Czy zagraniczny sąd może zgłosić upadłość polskiej spółki?
www.gazetaprawna.pl, Mariusz Korpalski
W ostatnim czasie na aktualności zyskała możliwość wszczęcia i prowadzenia upadłości dla całych grup kapitałowych, niezależnie od miejsca siedziby pojedynczej spółki. Ścisła zależność w ramach grupy w zakresie finansowania prowadzi często do efektu domina – upadłość spółki-matki powoduje upadłość spółek-córek. Ustawodawca dostrzegł tę zależność i umożliwił ogłoszenie upadłości przez sąd zagraniczny.
W Unii Europejskiej sprawę właściwości sądów upadłościowych reguluje rozporządzenie Rady (WE) nr 1346/2000, Dz.U. L 160, 30/06/2000 P. 0001-0018.
Rozporządzenie określa, że upadłość może być ogłoszona przez sąd zagraniczny, jeżeli w tym kraju dłużnik ma centrum swoich głównych interesów. Wprowadza się przy tym domniemanie, że centrum głównych interesów jest tożsame z siedzibą. Domniemanie może jednak zostać obalone przez dłużnika lub wierzyciela, który wykaże, że dłużnik ma centrum głównych interesów w innym kraju niż kraj siedziby (dla polskiej spółki – Polska).
Do przesłanek powstania centrum głównych interesów za granicą nie wystarcza samo kontrolowanie decyzji ekonomicznych w ramach grupy kapitałowej. Na pewno jednak wystarczy wykazanie, że spółka pozostawała ?w szufladzie?, czyli nie prowadziła innej działalności niż operacje majątkowe lub finansowe w ramach grupy, a zarząd przebywał za granicą. Wszystkie sytuacje pośrednie, jak np. przebywanie zarządu zwykle za granicą, dokonywanie płatności z kont zagranicznych itp., wymagają badania w konkretnej sprawie.

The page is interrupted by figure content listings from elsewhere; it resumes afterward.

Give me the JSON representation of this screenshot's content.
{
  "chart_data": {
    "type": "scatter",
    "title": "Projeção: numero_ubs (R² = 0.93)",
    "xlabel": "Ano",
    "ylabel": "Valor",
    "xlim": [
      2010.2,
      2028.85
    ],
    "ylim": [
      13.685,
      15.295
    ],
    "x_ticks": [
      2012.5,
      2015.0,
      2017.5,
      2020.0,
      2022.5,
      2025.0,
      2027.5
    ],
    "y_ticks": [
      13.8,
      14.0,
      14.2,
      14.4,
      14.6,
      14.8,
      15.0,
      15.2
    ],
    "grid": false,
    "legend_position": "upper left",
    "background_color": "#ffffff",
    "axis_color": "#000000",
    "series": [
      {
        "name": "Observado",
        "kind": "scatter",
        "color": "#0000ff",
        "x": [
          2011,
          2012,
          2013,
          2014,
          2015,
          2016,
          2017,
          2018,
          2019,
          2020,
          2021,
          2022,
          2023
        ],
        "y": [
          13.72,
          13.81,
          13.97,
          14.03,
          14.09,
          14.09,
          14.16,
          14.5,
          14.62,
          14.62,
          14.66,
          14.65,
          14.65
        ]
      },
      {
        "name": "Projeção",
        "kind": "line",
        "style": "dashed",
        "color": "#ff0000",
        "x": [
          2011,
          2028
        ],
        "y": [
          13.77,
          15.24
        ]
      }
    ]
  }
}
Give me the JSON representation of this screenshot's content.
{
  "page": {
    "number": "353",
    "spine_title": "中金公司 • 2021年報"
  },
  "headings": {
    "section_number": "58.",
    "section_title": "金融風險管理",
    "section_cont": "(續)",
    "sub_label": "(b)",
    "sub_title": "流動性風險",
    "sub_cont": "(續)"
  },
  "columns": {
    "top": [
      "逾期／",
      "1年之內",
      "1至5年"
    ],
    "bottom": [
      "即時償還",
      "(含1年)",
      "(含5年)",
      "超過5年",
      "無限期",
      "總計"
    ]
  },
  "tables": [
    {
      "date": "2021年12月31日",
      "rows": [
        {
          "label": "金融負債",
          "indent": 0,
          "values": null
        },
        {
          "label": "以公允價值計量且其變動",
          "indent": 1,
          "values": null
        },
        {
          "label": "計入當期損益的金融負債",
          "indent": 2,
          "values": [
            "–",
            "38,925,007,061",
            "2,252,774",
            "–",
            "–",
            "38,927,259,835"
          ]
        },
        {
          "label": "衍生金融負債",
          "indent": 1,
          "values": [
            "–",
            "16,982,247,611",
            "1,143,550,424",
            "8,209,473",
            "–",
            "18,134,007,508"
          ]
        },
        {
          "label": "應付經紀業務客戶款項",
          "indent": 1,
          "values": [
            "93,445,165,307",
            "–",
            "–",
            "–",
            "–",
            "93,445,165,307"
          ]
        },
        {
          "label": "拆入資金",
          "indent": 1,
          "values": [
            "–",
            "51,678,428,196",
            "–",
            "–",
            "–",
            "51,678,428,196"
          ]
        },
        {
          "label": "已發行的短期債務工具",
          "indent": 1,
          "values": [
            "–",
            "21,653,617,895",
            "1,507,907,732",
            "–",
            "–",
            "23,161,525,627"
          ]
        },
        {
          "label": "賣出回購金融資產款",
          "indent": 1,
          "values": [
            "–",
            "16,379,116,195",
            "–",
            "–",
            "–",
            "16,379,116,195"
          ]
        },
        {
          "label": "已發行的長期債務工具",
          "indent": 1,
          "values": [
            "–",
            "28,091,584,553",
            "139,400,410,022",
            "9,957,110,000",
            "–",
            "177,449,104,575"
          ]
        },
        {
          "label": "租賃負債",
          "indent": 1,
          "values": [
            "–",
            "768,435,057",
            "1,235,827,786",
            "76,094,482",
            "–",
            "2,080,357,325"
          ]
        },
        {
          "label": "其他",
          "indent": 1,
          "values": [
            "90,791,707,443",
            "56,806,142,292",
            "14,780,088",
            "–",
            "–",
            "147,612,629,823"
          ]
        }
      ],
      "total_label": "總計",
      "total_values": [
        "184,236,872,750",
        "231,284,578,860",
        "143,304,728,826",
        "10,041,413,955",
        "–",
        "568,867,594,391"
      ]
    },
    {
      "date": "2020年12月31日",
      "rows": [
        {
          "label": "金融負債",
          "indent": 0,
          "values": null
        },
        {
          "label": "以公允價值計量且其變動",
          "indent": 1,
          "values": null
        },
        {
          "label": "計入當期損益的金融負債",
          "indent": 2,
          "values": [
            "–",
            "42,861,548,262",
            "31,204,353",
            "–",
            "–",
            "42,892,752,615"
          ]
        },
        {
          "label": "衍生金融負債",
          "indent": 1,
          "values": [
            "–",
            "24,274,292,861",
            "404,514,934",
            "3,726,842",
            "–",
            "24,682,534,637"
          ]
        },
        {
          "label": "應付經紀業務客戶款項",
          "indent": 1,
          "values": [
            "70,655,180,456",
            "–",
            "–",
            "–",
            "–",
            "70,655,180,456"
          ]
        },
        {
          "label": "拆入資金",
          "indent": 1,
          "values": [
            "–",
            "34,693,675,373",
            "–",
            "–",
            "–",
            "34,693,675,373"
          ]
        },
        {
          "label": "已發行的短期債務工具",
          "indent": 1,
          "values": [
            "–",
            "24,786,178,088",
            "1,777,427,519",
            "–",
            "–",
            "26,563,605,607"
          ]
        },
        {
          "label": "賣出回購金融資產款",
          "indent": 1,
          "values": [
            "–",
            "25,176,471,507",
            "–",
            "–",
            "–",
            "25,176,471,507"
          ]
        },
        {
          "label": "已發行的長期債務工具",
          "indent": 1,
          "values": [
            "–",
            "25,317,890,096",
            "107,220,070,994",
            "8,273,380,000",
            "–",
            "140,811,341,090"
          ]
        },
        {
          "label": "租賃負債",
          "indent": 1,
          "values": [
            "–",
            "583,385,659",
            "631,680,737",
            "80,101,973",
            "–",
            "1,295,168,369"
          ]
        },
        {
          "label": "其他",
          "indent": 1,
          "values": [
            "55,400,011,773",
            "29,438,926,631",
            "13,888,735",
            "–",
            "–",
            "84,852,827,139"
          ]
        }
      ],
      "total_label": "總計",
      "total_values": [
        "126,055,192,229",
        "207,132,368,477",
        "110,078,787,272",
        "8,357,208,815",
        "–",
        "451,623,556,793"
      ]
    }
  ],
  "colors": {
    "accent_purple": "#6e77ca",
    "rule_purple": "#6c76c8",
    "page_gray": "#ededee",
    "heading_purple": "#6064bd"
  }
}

Specyfika rozporządzenia polega na niemożliwości kwestionowania uznania swojej właściwości przez sąd zagraniczny. Regulacja opiera się bowiem na zasadzie zaufania, obejmującej założenie, że sąd zagraniczny rzetelnie zbada sprawę pod kątem swojej właściwości. Wyjątkiem jest tu naruszenie zasady porządku publicznego w kraju siedziby dłużnika (np. Polsce). Wyjątek jest pozbawiony praktycznego znaczenia w zdecydowanej większości spraw.
Co więcej, orzeczenie zagraniczne w zakresie otworzenia wstępnego postępowania upadłościowego lub ogłoszenia upadłości właściwej nie wymaga legalizacji w Polsce. Takie orzeczenie podlega ujawnieniu w Krajowym Rejestrze Sądowym.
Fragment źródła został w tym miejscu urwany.